Autologous Hematopoietic Stem Cell Transplantation in Multiple Myeloma Patients with Renal Insufficiency: a Single Centre Experience.

Multiple myeloma (MM) might be a cause a of the malignancy-related renal insufficiency, often present at diagnosis. Severity of it implicates further therapy. Patients with severe renal failure are generally excluded from high dose therapy even though they display a poor prognosis with conventional chemotherapy regimens. The goal of this study was to evaluate the eligibility and efficacy of autologous hematopoietic stem cell transplantation (AHCT) in MM patients with concomitant renal insufficiency. 239 MM patients were treated in our department with high-dose chemotherapy followed by AHCT between 1993 and 2009. Twenty of them (8%) were also diagnosed with renal impairment.
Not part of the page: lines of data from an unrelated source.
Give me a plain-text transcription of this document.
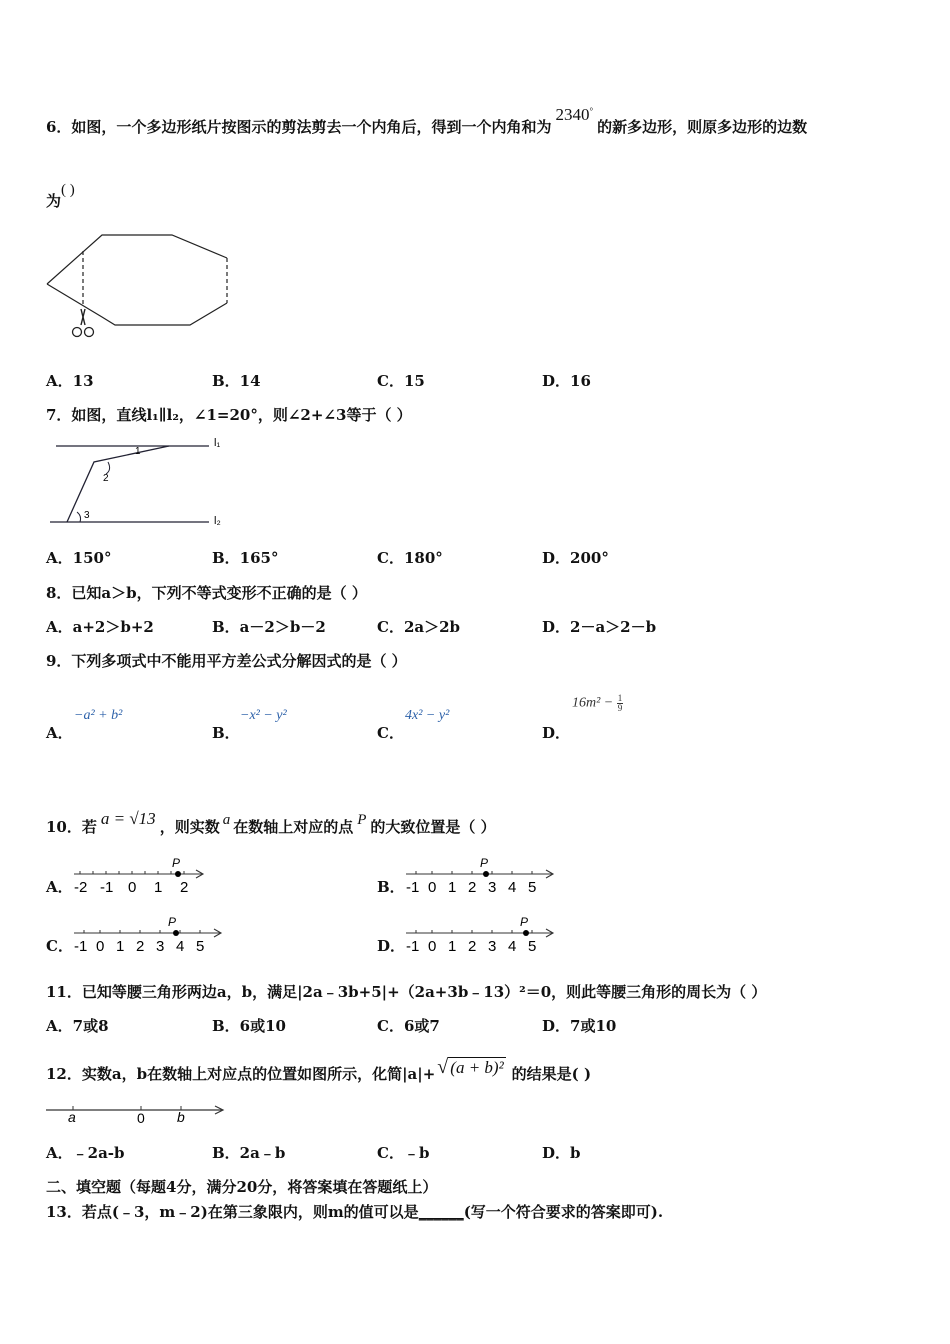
6．如图，一个多边形纸片按图示的剪法剪去一个内角后，得到一个内角和为2340°的新多边形，则原多边形的边数
为( )
A．13	B．14	C．15	D．16
7．如图，直线l₁∥l₂，∠1=20°，则∠2+∠3等于（ ）
l₁
l₂
1
2
3
A．150°	B．165°	C．180°	D．200°
8．已知a＞b，下列不等式变形不正确的是（ ）
A．a+2＞b+2	B．a－2＞b－2	C．2a＞2b	D．2－a＞2－b
9．下列多项式中不能用平方差公式分解因式的是（ ）
A．
−a² + b²
B．
−x² − y²
C．
4x² − y²
D．
$16m^2 - \frac{1}{9}$
10．若 a = √13 ，则实数 a 在数轴上对应的点 P 的大致位置是（ ）
A．
P
-2 -1 0 1 2	B．
P
-1 0 1 2 3 4 5
C．
P
-1 0 1 2 3 4 5	D．
P
-1 0 1 2 3 4 5
11．已知等腰三角形两边a，b，满足|2a﹣3b+5|+（2a+3b﹣13）²＝0，则此等腰三角形的周长为（ ）
A．7或8	B．6或10	C．6或7	D．7或10
12．实数a，b在数轴上对应点的位置如图所示，化简|a|+ √ (a + b)² 的结果是( )
a	0 b
A．﹣2a-b	B．2a﹣b	C．﹣b	D．b
二、填空题（每题4分，满分20分，将答案填在答题纸上）
13．若点(﹣3，m﹣2)在第三象限内，则m的值可以是______(写一个符合要求的答案即可).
20 patients (8 women, 12 men), age 40-65 years (median 51) were enrolled. MM subtype at diagnosis was: IgG, n=14 (kappa-9, lambda-5); IgA kappa, n=1; light chain disease (LCD), n=4 (kappa-3, lambda-1); non-secretory, n=1. Chronic kidney disease (CKD) stage at MM diagnosis was 2-5 (median 3). One pt. was on chronic hemodialysis, two required plasmapheresis. Before AHCT pts. were treated with 1-4 (1) regimens, mainly VAD and CTD. 8/20 pts. received radiotherapy.
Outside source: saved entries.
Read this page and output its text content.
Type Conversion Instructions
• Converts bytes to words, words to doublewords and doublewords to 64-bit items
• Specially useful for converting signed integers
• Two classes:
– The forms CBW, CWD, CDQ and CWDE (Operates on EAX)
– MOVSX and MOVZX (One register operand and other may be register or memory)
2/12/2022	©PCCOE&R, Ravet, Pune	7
Mobilization regimen was high-dose cyclophosphamide in 8 and IVE (iphosphamide, etoposide, epirubicin) in 12 cases. Stem cell collection yield was effective in all pts. (median 17.6 (1.9 - 44.7) x 10e6 CD34+ cells/kg). Disease stage at AHSCT: CR n=6, VGPR n=2, PR n=12.

Renal function measured before transplantation significantly improved due to MM treatment compared to that at diagnosis, p=0.008. CKD stage before transplantation equaled 1-4 (median 2). The only one patient who initially required hemodialysis became dialysis independent before AHCT.
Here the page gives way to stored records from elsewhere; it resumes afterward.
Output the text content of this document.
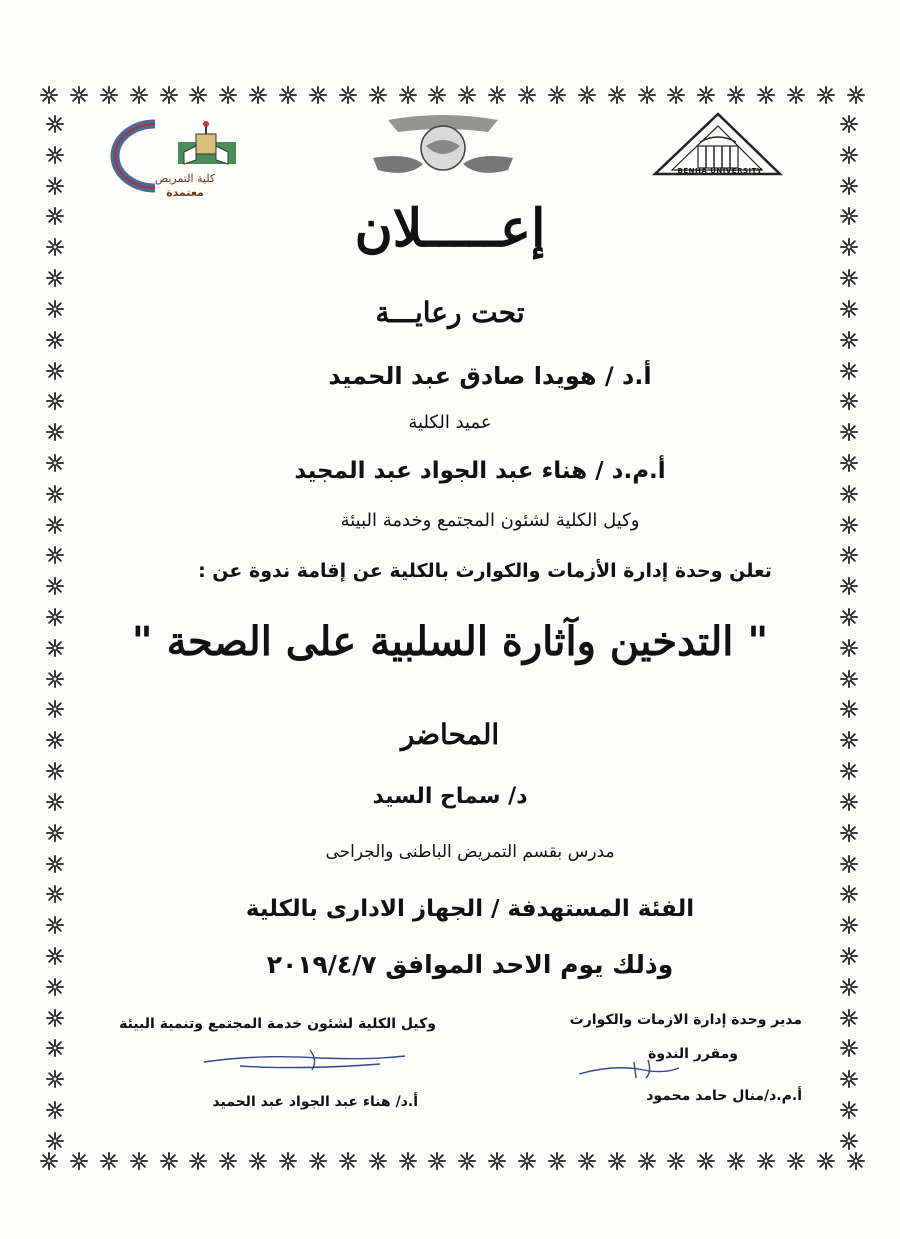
كلية التمريض
معتمدة
BENHA UNIVERSITY
إعـــــلان
تحت رعايـــة
أ.د / هويدا صادق عبد الحميد
عميد الكلية
أ.م.د / هناء عبد الجواد عبد المجيد
وكيل الكلية لشئون المجتمع وخدمة البيئة
تعلن وحدة إدارة الأزمات والكوارث بالكلية عن إقامة ندوة عن :
" التدخين وآثارة السلبية على الصحة "
المحاضر
د/ سماح السيد
مدرس بقسم التمريض الباطنى والجراحى
الفئة المستهدفة / الجهاز الادارى بالكلية
وذلك يوم الاحد الموافق ٢٠١٩/٤/٧
مدير وحدة إدارة الازمات والكوارث
ومقرر الندوة
أ.م.د/منال حامد محمود
وكيل الكلية لشئون خدمة المجتمع وتنمية البيئة
أ.د/ هناء عبد الجواد عبد الحميد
Conditioning regimen with melphalan (range 75-200mg/m²) was generally well tolerated. The median numbers of transplanted cells were following: NC 2.5 (1-7.6) x10e8/kg; CD34+ 7.9 (0.8-21.7) x 10e6/kg. All patients engrafted. Median regeneration time of granulocytes up to >0.5 G/l and of platelets to >50 G/l equaled 14 (12-19) and 14 (12-101) days, respectively. Transplant related mortality at day 100 was 0%. Mucositis, diarrhoea, bacterial and HSV infections were main complications after AHCT. Regeneration time, hospital stay, days of intravenous antibiotics or antifungal drugs administration and number of transfusion were comparable to pts. transplanted without renal impairment. No renal complications were observed. On the contrary creatinine clearance after transplantation showed trend towards further improvement compared to that before AHCT, p=0.07. The probability of overall (OS) and progression free (PFS) survival for studied group of pts. were 84% and 63%, respectively. Median observation time 2.3 years (0.1-12.5).

Our observation demonstrates that AHCT is an effective and well tolerated option for MM patients with mild or moderate renal insufficiency. Treatment before transplantation and also high-dose chemotherapy followed by AHCT may even improve renal function. No relationship between CKD and stem cell collection yield, engraftment or severity of post-transplant complications was observed in this group of patients.

No relevant conflicts of interest to declare.